If we can de-duplicate those instances at the instantiation, we can reduce the performance impact of object instantiation. It can be achieved if we have C API to generate frozen strings.
On the other hand, if we have Ruby methods to get frozen strings from strings, we can implement object deserializer in Ruby. It should be valuable for many Ruby users because of MJIT optimization in the future (And that method can be used from C ext modules too).
So, in general, a Ruby method to get frozen (de-duplicated) strings will be valuable and can improve the Ruby performance so much. Deserializers (JSON, MessagePack) are used everywhere.
@tagomoris I've been advocating for exposing the fstring family of function exactly for this.
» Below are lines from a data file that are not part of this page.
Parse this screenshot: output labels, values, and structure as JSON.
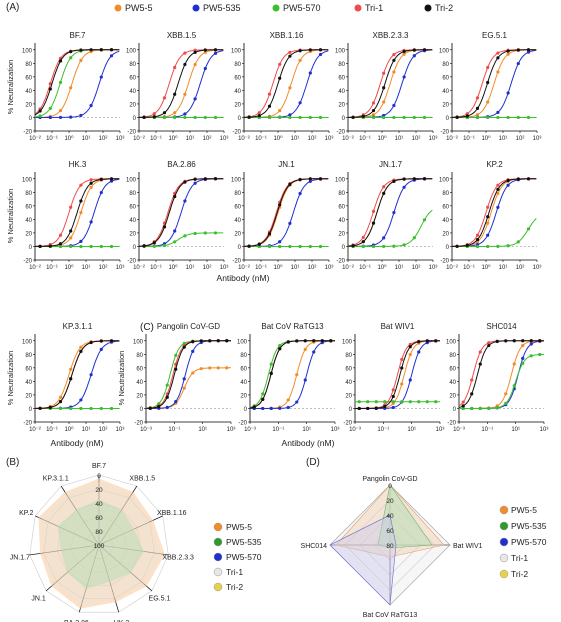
{
  "figure": {
    "panel_labels": [
      "(A)",
      "(B)",
      "(C)",
      "(D)"
    ],
    "axes_common": {
      "ylabel": "% Neutralization",
      "xlabel": "Antibody (nM)",
      "yticks": [
        "-20",
        "0",
        "20",
        "40",
        "60",
        "80",
        "100"
      ],
      "xticks_a": [
        "10⁻²",
        "10⁻¹",
        "10⁰",
        "10¹",
        "10²",
        "10³"
      ],
      "xticks_c": [
        "10⁻³",
        "10⁻¹",
        "10¹",
        "10³"
      ]
    },
    "top_legend": [
      {
        "name": "PW5-5",
        "color": "#f28c28"
      },
      {
        "name": "PW5-535",
        "color": "#1f2fd0"
      },
      {
        "name": "PW5-570",
        "color": "#3bbf2c"
      },
      {
        "name": "Tri-1",
        "color": "#f04a4a"
      },
      {
        "name": "Tri-2",
        "color": "#111111"
      }
    ],
    "radar_legend_b": [
      {
        "name": "PW5-5",
        "color": "#f28c28"
      },
      {
        "name": "PW5-535",
        "color": "#2e9a2e"
      },
      {
        "name": "PW5-570",
        "color": "#1f2fd0"
      },
      {
        "name": "Tri-1",
        "color": "#e6e6e6"
      },
      {
        "name": "Tri-2",
        "color": "#e6d24a"
      }
    ],
    "radar_legend_d": [
      {
        "name": "PW5-5",
        "color": "#f28c28"
      },
      {
        "name": "PW5-535",
        "color": "#2e9a2e"
      },
      {
        "name": "PW5-570",
        "color": "#1f2fd0"
      },
      {
        "name": "Tri-1",
        "color": "#e6e6e6"
      },
      {
        "name": "Tri-2",
        "color": "#e6d24a"
      }
    ]
  },
  "chart_data": [
    {
      "type": "line",
      "panel": "A",
      "title": "BF.7",
      "series": [
        {
          "name": "PW5-5",
          "ic50": 1.5
        },
        {
          "name": "PW5-535",
          "ic50": 60
        },
        {
          "name": "PW5-570",
          "ic50": 0.3
        },
        {
          "name": "Tri-1",
          "ic50": 0.08
        },
        {
          "name": "Tri-2",
          "ic50": 0.1
        }
      ]
    },
    {
      "type": "line",
      "panel": "A",
      "title": "XBB.1.5",
      "series": [
        {
          "name": "PW5-5",
          "ic50": 8
        },
        {
          "name": "PW5-535",
          "ic50": 40
        },
        {
          "name": "PW5-570",
          "flat": 0
        },
        {
          "name": "Tri-1",
          "ic50": 0.6
        },
        {
          "name": "Tri-2",
          "ic50": 2
        }
      ]
    },
    {
      "type": "line",
      "panel": "A",
      "title": "XBB.1.16",
      "series": [
        {
          "name": "PW5-5",
          "ic50": 6
        },
        {
          "name": "PW5-535",
          "ic50": 50
        },
        {
          "name": "PW5-570",
          "flat": 0
        },
        {
          "name": "Tri-1",
          "ic50": 0.5
        },
        {
          "name": "Tri-2",
          "ic50": 1
        }
      ]
    },
    {
      "type": "line",
      "panel": "A",
      "title": "XBB.2.3.3",
      "series": [
        {
          "name": "PW5-5",
          "ic50": 3
        },
        {
          "name": "PW5-535",
          "ic50": 15
        },
        {
          "name": "PW5-570",
          "flat": 0
        },
        {
          "name": "Tri-1",
          "ic50": 0.8
        },
        {
          "name": "Tri-2",
          "ic50": 1.5
        }
      ]
    },
    {
      "type": "line",
      "panel": "A",
      "title": "EG.5.1",
      "series": [
        {
          "name": "PW5-5",
          "ic50": 3
        },
        {
          "name": "PW5-535",
          "ic50": 30
        },
        {
          "name": "PW5-570",
          "flat": 0
        },
        {
          "name": "Tri-1",
          "ic50": 0.6
        },
        {
          "name": "Tri-2",
          "ic50": 1.2
        }
      ]
    },
    {
      "type": "line",
      "panel": "A",
      "title": "HK.3",
      "series": [
        {
          "name": "PW5-5",
          "ic50": 5
        },
        {
          "name": "PW5-535",
          "ic50": 30
        },
        {
          "name": "PW5-570",
          "flat": 0
        },
        {
          "name": "Tri-1",
          "ic50": 1
        },
        {
          "name": "Tri-2",
          "ic50": 3
        }
      ]
    },
    {
      "type": "line",
      "panel": "A",
      "title": "BA.2.86",
      "series": [
        {
          "name": "PW5-5",
          "ic50": 0.6
        },
        {
          "name": "PW5-535",
          "ic50": 3
        },
        {
          "name": "PW5-570",
          "ic50": 2,
          "top": 20
        },
        {
          "name": "Tri-1",
          "ic50": 0.5
        },
        {
          "name": "Tri-2",
          "ic50": 0.6
        }
      ]
    },
    {
      "type": "line",
      "panel": "A",
      "title": "JN.1",
      "series": [
        {
          "name": "PW5-5",
          "ic50": 1
        },
        {
          "name": "PW5-535",
          "ic50": 8
        },
        {
          "name": "PW5-570",
          "flat": 0
        },
        {
          "name": "Tri-1",
          "ic50": 0.8
        },
        {
          "name": "Tri-2",
          "ic50": 0.9
        }
      ]
    },
    {
      "type": "line",
      "panel": "A",
      "title": "JN.1.7",
      "series": [
        {
          "name": "PW5-5",
          "ic50": 0.5
        },
        {
          "name": "PW5-535",
          "ic50": 5
        },
        {
          "name": "PW5-570",
          "ic50": 200,
          "top": 60
        },
        {
          "name": "Tri-1",
          "ic50": 0.3
        },
        {
          "name": "Tri-2",
          "ic50": 0.5
        }
      ]
    },
    {
      "type": "line",
      "panel": "A",
      "title": "KP.2",
      "series": [
        {
          "name": "PW5-5",
          "ic50": 2
        },
        {
          "name": "PW5-535",
          "ic50": 4
        },
        {
          "name": "PW5-570",
          "ic50": 300,
          "top": 50
        },
        {
          "name": "Tri-1",
          "ic50": 1
        },
        {
          "name": "Tri-2",
          "ic50": 1.5
        }
      ]
    },
    {
      "type": "line",
      "panel": "A",
      "title": "KP.3.1.1",
      "series": [
        {
          "name": "PW5-5",
          "ic50": 1
        },
        {
          "name": "PW5-535",
          "ic50": 20
        },
        {
          "name": "PW5-570",
          "flat": 0
        },
        {
          "name": "Tri-1",
          "ic50": 1.5
        },
        {
          "name": "Tri-2",
          "ic50": 1.5
        }
      ]
    },
    {
      "type": "line",
      "panel": "C",
      "title": "Pangolin CoV-GD",
      "series": [
        {
          "name": "PW5-5",
          "ic50": 0.5,
          "top": 60
        },
        {
          "name": "PW5-535",
          "ic50": 0.6
        },
        {
          "name": "PW5-570",
          "ic50": 0.05
        },
        {
          "name": "Tri-1",
          "ic50": 0.08
        },
        {
          "name": "Tri-2",
          "ic50": 0.1
        }
      ]
    },
    {
      "type": "line",
      "panel": "C",
      "title": "Bat CoV RaTG13",
      "series": [
        {
          "name": "PW5-5",
          "ic50": 2
        },
        {
          "name": "PW5-535",
          "ic50": 10
        },
        {
          "name": "PW5-570",
          "ic50": 0.02
        },
        {
          "name": "Tri-1",
          "ic50": 0.03
        },
        {
          "name": "Tri-2",
          "ic50": 0.03
        }
      ]
    },
    {
      "type": "line",
      "panel": "C",
      "title": "Bat WIV1",
      "series": [
        {
          "name": "PW5-5",
          "ic50": 3
        },
        {
          "name": "PW5-535",
          "ic50": 10
        },
        {
          "name": "PW5-570",
          "flat": 10
        },
        {
          "name": "Tri-1",
          "ic50": 1
        },
        {
          "name": "Tri-2",
          "ic50": 1.5
        }
      ]
    },
    {
      "type": "line",
      "panel": "C",
      "title": "SHC014",
      "series": [
        {
          "name": "PW5-5",
          "ic50": 5
        },
        {
          "name": "PW5-535",
          "ic50": 15
        },
        {
          "name": "PW5-570",
          "ic50": 10,
          "top": 80
        },
        {
          "name": "Tri-1",
          "ic50": 0.01
        },
        {
          "name": "Tri-2",
          "ic50": 0.02
        }
      ]
    },
    {
      "type": "radar",
      "panel": "B",
      "axes": [
        "BF.7",
        "XBB.1.5",
        "XBB.1.16",
        "XBB.2.3.3",
        "EG.5.1",
        "HK.3",
        "BA.2.86",
        "JN.1",
        "JN.1.7",
        "KP.2",
        "KP.3.1.1"
      ],
      "rlabels": [
        "0",
        "20",
        "40",
        "60",
        "80",
        "100"
      ]
    },
    {
      "type": "radar",
      "panel": "D",
      "axes": [
        "Pangolin CoV-GD",
        "Bat WIV1",
        "Bat CoV RaTG13",
        "SHC014"
      ],
      "rlabels": [
        "0",
        "20",
        "40",
        "60",
        "80"
      ]
    }
  ]
}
We load a lot of data from flat files, and it cost us a lot of memory alloc and then CPU to deduplicate them. And I was planning to submit patches to message pack once these API would be available.
However on the Ruby side, I'm not sure what your proposal do differently from String#-@.
Not also sure if String#-@ saves the OP’s situation, though
String#-@ doesn't as it's too late (the string was allocated already). But exposing rb_fstring() would, at in some specific use cases it could drastically reduce allocations.
Thank you for the beedbacks! I missed considering about String#-@ method. It looks worth to try, so I'll evaluate that option on the workload of msgpack-ruby (and Fluentd possibly).